Pour Robert Springborg, spécialiste du monde arabe et professeur à l’école navale américaine, les militaires égyptiens tenteraient d’exploiter cet anti-américanisme ambiant pour se refaire une image. « Le Conseil suprême des forces armées a été affaibli par la transition politique du pays et l’arrivée au pouvoir des Frères musulmans » explique Springborg qui ajoute que le Conseil « essaye donc de pousser les Etats-Unis à agir, pour ensuite avoir une réaction "patriotique" qui améliorera sa popularité, voire lui permettra d’assurer son emprise politique. »

C’est donc sans crainte de répercussions médiatiques négatives que le Premier ministre Kamal al-Ganzouri indiquait mercredi 8 février que la justice suivrait son cours, même si cela devait impacter les relations des deux pays, et menacer le paiement des aides américaines.

De son côté, Emad Abdel Ghaffour, président du parti salafiste al-Noor a fait savoir dans une interview avec l’agence d’information Reuters que son parti avait participé à une formation organisée par l’Institut démocratique national, une des ONG américaines concernées par la procédure judiciaire.

« Je ne crois pas que les activités auxquelles nous avons participé violaient la loi. Nous avons vu comment mesurer l’opinion publique, rédiger des manifestes de parti », précise le président de la seconde force politique du parlement égyptien qui ajoute : « il est indéniable que c’est une manière d’enrichir la vie politique. »
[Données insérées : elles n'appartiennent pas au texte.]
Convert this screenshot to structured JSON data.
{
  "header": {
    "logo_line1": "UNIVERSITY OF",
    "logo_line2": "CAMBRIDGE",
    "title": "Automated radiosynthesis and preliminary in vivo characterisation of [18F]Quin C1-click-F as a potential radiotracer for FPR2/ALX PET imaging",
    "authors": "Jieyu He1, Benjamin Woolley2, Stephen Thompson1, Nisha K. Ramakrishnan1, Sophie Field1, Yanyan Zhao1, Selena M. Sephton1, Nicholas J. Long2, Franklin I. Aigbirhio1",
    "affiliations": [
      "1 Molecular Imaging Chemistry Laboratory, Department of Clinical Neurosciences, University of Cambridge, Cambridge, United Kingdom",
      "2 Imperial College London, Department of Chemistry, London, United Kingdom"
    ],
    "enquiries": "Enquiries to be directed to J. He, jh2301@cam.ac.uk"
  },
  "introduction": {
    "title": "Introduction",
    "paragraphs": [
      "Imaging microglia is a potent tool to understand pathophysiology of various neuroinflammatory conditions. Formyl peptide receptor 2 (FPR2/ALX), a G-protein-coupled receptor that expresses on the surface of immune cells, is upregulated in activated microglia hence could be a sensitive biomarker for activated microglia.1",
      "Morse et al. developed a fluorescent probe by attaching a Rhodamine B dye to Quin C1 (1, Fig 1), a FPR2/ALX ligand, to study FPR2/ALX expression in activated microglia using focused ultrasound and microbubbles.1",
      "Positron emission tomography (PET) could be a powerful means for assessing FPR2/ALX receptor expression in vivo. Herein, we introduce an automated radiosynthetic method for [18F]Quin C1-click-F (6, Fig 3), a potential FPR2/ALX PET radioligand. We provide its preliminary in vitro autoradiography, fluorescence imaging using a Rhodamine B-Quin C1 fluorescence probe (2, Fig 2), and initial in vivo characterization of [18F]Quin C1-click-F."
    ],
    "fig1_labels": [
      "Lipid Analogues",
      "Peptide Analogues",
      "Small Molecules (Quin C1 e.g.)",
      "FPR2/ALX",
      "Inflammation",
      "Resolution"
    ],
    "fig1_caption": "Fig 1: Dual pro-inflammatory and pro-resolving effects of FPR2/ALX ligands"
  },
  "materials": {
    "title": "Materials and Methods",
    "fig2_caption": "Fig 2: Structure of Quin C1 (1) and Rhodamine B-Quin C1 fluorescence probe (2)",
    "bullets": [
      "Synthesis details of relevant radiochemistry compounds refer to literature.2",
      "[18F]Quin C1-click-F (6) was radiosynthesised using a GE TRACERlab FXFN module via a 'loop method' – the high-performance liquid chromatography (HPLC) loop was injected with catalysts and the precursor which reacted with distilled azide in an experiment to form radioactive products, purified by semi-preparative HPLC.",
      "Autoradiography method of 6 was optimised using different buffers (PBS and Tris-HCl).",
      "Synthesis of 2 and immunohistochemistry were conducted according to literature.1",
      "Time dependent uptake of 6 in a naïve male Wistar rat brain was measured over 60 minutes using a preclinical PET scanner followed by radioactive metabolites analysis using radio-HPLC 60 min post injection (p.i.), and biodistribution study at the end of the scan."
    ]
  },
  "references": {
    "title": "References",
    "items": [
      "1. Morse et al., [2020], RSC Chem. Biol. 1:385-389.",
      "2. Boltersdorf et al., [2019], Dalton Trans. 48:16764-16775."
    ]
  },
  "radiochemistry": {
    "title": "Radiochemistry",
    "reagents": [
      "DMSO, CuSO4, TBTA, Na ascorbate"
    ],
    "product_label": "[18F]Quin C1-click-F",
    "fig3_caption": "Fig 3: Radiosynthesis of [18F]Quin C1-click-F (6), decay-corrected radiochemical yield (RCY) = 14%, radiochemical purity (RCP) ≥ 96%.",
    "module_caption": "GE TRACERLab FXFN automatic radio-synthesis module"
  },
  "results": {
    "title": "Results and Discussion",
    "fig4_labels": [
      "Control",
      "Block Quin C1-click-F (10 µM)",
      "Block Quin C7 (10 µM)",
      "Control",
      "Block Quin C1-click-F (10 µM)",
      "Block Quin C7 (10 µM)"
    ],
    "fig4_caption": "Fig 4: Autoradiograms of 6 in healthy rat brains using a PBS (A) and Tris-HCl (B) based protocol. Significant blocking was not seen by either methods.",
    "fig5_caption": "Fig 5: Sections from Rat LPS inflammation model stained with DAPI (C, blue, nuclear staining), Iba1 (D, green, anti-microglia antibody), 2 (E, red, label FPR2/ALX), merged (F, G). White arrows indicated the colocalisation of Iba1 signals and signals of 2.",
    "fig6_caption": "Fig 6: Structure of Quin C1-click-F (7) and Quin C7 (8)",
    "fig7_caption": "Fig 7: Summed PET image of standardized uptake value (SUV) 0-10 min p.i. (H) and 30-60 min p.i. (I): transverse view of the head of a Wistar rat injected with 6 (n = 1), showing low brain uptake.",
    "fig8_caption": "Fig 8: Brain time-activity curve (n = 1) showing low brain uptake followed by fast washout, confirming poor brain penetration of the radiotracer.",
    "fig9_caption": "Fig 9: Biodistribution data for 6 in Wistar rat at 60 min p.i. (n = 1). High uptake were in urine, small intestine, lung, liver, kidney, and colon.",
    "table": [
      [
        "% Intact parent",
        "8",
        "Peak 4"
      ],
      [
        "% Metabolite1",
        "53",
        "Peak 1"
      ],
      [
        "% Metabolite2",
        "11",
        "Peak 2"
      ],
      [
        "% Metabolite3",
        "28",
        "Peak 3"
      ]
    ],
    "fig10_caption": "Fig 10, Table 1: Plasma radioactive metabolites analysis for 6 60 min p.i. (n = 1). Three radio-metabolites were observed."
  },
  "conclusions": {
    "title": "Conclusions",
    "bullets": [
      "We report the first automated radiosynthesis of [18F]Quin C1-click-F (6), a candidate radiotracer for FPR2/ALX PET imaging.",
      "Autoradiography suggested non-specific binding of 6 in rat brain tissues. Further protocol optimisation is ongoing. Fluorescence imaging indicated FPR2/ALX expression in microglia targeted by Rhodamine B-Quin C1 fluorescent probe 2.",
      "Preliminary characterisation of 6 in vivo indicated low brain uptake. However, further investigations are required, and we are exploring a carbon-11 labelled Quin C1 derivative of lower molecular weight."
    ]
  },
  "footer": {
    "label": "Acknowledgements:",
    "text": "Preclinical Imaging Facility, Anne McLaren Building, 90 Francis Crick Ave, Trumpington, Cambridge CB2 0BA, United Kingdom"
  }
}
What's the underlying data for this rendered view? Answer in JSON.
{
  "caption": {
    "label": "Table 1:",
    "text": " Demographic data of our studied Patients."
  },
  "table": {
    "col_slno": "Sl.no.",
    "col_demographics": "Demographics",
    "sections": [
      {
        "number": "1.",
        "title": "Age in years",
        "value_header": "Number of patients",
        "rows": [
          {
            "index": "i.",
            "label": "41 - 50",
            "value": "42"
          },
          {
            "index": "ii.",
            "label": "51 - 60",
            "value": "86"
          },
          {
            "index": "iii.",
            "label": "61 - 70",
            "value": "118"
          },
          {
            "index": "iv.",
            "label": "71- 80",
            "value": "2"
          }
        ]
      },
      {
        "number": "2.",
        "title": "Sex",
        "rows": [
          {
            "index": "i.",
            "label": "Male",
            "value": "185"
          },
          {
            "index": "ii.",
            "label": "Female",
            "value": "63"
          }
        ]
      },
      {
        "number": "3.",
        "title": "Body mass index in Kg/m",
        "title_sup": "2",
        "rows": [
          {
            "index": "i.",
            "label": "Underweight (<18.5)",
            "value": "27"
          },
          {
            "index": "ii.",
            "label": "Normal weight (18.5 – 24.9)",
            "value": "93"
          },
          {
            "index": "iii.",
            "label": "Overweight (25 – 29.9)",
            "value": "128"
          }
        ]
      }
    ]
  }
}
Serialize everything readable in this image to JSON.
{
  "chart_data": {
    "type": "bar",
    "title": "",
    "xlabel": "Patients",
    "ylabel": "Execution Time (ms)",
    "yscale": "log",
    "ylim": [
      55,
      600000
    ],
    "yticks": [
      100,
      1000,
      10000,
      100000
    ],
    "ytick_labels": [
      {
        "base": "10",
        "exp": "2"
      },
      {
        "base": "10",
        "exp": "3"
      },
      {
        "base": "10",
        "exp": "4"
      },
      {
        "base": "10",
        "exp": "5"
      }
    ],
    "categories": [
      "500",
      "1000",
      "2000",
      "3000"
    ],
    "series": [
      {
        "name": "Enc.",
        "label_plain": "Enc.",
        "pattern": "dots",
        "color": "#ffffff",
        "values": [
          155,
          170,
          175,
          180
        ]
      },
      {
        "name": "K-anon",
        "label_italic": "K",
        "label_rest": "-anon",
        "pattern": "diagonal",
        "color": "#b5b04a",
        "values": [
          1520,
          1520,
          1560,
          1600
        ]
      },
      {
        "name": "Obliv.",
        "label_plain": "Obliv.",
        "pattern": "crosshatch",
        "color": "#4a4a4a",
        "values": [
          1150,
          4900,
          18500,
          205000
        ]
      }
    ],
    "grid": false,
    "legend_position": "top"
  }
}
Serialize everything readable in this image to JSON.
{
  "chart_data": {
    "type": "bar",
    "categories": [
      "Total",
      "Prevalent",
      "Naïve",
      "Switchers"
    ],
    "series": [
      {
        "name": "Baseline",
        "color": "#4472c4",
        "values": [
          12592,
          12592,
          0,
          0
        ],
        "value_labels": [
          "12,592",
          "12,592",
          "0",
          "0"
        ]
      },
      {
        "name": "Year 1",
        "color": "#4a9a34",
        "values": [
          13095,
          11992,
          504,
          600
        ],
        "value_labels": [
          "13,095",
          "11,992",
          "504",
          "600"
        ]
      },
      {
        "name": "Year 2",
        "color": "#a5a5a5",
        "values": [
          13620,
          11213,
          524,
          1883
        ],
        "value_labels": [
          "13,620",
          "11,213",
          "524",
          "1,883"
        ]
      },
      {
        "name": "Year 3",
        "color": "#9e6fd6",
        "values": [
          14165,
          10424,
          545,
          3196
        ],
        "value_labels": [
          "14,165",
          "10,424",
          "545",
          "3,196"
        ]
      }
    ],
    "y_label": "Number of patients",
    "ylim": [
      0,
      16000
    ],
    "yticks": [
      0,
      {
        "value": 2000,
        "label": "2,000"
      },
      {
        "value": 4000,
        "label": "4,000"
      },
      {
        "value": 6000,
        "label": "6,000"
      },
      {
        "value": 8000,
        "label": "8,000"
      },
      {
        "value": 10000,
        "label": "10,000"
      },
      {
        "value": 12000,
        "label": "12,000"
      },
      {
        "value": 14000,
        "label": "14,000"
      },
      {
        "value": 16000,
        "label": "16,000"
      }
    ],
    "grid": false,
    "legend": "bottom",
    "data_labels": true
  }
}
En septembre, les autorités égyptiennes ont lancé une enquête concernant le financement des ONG, après les déclarations de l’ambassadrice des États-Unis en Égypte, Ann Patterson, qui faisait savoir que son pays avait distribué 35 millions d’euros à des ONG locales. Le 29 décembre déjà, 17 locaux d’ONG égyptiennes et internationales avaient été perquisitionnés.